Neste caso mais recente, a dupla em uma moto não hesitou em executar o venezuelano que segurava as mãos de suas duas filhas pequenas enquanto caminhavam em via pública. Foram 15 tiros de pistola 9mm, mostrando a forma audaciosa, violenta e determinada para executar suas vítimas impiedosamente. E isso não comove mais ninguém nem suscita qualquer tipo de resposta ou satisfação por parte das autoridades de Segurança Pública, muito menos pelos políticos.
Estimativa realista baseada nas investigações da polícia indicam pelo menos 55 das 80 mortes violentas de 2025 foram ordenadas ou executadas por facções, entre elas a sanguinária Tren de Aragua, da Venezuela, e as brasileiríssimas Primeiro Comando da Capital (PCC) e Comando Vermelho (CV).
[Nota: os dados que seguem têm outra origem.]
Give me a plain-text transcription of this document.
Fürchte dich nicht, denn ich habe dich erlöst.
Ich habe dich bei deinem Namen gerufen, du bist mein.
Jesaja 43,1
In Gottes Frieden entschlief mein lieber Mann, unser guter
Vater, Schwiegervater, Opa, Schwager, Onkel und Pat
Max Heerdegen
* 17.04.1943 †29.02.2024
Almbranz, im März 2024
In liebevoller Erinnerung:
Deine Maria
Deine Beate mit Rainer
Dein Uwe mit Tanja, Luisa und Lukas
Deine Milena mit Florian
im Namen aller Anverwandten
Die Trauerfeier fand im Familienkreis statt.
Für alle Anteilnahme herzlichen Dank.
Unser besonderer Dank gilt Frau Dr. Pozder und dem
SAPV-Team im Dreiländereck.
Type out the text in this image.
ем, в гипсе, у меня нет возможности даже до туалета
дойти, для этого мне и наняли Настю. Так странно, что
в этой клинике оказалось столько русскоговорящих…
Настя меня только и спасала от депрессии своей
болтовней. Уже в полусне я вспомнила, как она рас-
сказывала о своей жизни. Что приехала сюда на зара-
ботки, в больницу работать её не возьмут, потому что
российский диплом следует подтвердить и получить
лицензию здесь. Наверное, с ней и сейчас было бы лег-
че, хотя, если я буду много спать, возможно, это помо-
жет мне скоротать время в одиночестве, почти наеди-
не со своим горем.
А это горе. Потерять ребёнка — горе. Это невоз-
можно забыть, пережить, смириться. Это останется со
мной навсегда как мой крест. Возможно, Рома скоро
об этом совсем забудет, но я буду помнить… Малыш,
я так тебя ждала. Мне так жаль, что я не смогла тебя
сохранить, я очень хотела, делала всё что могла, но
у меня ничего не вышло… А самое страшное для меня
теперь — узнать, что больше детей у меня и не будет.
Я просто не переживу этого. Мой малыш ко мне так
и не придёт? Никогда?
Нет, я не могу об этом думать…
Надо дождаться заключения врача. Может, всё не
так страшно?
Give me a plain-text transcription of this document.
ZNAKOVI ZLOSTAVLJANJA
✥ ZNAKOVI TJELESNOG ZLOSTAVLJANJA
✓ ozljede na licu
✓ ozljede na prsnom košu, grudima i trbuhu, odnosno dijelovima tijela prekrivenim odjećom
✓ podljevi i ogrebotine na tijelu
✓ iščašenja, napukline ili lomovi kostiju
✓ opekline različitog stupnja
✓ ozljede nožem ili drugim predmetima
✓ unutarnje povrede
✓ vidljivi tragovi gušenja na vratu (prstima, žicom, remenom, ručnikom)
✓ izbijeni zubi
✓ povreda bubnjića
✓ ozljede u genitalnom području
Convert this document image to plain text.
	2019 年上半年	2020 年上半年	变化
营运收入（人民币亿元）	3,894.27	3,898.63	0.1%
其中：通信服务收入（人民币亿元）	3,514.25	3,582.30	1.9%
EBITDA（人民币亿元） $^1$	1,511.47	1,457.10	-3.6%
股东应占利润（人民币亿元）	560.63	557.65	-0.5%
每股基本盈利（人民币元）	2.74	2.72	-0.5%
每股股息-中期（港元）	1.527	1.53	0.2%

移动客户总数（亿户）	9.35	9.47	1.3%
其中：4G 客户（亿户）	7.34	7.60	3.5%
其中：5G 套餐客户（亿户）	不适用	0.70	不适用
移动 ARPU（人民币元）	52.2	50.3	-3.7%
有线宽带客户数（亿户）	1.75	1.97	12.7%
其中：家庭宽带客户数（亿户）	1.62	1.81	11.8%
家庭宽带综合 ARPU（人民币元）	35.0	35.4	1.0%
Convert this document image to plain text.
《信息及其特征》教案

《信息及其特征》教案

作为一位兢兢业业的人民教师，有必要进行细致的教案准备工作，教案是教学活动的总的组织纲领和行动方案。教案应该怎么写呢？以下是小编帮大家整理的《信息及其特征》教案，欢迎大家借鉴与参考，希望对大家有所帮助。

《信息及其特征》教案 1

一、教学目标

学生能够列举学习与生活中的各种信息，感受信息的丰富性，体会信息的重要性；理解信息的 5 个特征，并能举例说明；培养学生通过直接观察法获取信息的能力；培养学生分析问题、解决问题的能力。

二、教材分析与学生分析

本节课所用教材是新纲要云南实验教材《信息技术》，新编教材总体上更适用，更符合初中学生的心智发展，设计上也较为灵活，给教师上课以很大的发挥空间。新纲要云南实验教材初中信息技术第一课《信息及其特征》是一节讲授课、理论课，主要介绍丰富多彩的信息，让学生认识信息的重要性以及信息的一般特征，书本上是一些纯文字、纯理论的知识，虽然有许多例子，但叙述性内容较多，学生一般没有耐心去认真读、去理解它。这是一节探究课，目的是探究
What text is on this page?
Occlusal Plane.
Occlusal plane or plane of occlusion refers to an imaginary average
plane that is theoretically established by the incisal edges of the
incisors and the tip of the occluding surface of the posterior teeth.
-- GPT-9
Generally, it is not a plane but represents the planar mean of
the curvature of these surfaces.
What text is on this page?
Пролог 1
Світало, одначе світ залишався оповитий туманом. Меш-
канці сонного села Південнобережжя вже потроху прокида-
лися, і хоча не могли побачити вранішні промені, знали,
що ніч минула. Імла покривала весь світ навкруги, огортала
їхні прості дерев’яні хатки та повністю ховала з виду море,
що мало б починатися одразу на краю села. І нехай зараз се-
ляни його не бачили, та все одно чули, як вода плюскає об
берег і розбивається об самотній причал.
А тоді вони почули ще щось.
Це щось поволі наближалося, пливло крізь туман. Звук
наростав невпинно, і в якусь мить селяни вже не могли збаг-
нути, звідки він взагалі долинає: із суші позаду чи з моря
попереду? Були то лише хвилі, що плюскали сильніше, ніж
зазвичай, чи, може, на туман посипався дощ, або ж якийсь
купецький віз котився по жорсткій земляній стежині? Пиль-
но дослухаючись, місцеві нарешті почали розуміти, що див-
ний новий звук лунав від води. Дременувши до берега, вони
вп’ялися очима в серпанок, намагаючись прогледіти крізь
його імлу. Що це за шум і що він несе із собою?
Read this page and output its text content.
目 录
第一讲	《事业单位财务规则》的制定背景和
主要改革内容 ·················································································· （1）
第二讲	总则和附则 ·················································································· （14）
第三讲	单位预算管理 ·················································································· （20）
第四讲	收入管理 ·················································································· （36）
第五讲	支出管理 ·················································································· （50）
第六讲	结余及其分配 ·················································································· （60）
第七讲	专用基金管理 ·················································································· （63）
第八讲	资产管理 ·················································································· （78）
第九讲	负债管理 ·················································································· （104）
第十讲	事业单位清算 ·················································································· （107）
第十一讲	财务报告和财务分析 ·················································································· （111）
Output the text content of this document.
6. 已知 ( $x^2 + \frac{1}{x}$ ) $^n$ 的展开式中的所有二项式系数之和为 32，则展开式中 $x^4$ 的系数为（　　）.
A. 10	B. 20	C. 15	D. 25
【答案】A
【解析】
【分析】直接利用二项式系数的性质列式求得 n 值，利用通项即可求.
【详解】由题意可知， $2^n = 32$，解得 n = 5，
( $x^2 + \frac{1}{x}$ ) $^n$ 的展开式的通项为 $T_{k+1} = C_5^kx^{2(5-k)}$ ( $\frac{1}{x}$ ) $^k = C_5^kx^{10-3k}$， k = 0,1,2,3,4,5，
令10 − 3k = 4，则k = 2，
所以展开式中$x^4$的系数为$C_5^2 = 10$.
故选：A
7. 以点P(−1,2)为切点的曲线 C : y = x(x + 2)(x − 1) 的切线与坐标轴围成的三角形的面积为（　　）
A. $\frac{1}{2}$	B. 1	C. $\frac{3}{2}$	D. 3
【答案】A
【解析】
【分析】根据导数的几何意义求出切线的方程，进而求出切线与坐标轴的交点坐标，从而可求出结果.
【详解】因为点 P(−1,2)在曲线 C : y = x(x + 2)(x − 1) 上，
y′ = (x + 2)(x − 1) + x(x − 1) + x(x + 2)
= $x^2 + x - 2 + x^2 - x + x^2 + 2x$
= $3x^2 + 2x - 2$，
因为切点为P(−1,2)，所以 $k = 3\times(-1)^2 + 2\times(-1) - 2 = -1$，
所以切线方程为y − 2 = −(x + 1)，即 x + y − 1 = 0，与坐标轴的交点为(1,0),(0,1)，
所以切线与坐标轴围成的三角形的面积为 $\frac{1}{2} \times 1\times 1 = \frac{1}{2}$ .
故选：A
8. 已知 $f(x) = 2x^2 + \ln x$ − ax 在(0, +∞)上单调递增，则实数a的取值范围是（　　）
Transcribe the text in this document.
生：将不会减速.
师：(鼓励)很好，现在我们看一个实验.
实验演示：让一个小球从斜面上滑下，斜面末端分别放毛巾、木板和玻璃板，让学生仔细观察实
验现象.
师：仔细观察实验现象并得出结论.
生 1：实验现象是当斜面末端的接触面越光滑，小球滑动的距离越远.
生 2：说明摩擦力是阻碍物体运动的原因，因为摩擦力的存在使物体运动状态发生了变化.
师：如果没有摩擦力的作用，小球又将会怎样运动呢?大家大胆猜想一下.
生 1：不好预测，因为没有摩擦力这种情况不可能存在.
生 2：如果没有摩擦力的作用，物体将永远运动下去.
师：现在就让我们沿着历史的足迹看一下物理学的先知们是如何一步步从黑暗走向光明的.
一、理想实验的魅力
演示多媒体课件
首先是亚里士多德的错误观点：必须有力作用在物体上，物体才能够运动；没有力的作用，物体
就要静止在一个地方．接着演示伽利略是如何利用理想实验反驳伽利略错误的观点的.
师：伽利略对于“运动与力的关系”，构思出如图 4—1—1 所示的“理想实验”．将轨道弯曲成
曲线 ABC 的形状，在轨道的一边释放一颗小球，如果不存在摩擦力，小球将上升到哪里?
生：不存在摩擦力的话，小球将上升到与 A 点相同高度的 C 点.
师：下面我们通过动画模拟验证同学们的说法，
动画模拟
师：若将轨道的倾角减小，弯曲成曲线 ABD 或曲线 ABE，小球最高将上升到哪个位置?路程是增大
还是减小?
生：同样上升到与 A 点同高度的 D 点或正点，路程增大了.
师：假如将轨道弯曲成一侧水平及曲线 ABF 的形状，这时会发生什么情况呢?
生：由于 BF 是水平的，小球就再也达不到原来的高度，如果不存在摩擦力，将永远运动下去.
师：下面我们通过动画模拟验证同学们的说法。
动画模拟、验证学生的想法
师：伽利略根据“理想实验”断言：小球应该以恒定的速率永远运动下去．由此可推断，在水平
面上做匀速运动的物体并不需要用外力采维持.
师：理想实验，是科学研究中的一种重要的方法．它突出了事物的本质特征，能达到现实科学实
A facção Tren de Aragua é responsabilizada por mais de 50 homicídios ou tentativas só contra migrantes venezuelanos de janeiro a outubro de 2025.
Um dos casos emblemáticos deste ano foi o cemitério clandestino com 10 corpos, vítimas do Tren de Aragua, esquartejamentos e execuções filmadas em bairros como 13 de Setembro e São Vicente. Por sua vez, o PCC e o CV atuam em garimpo ilegal na Terra Indígena Yanomami e tráfico na fronteira, as quais matam por dívida de droga ou disputa de ponto de venda de drogas.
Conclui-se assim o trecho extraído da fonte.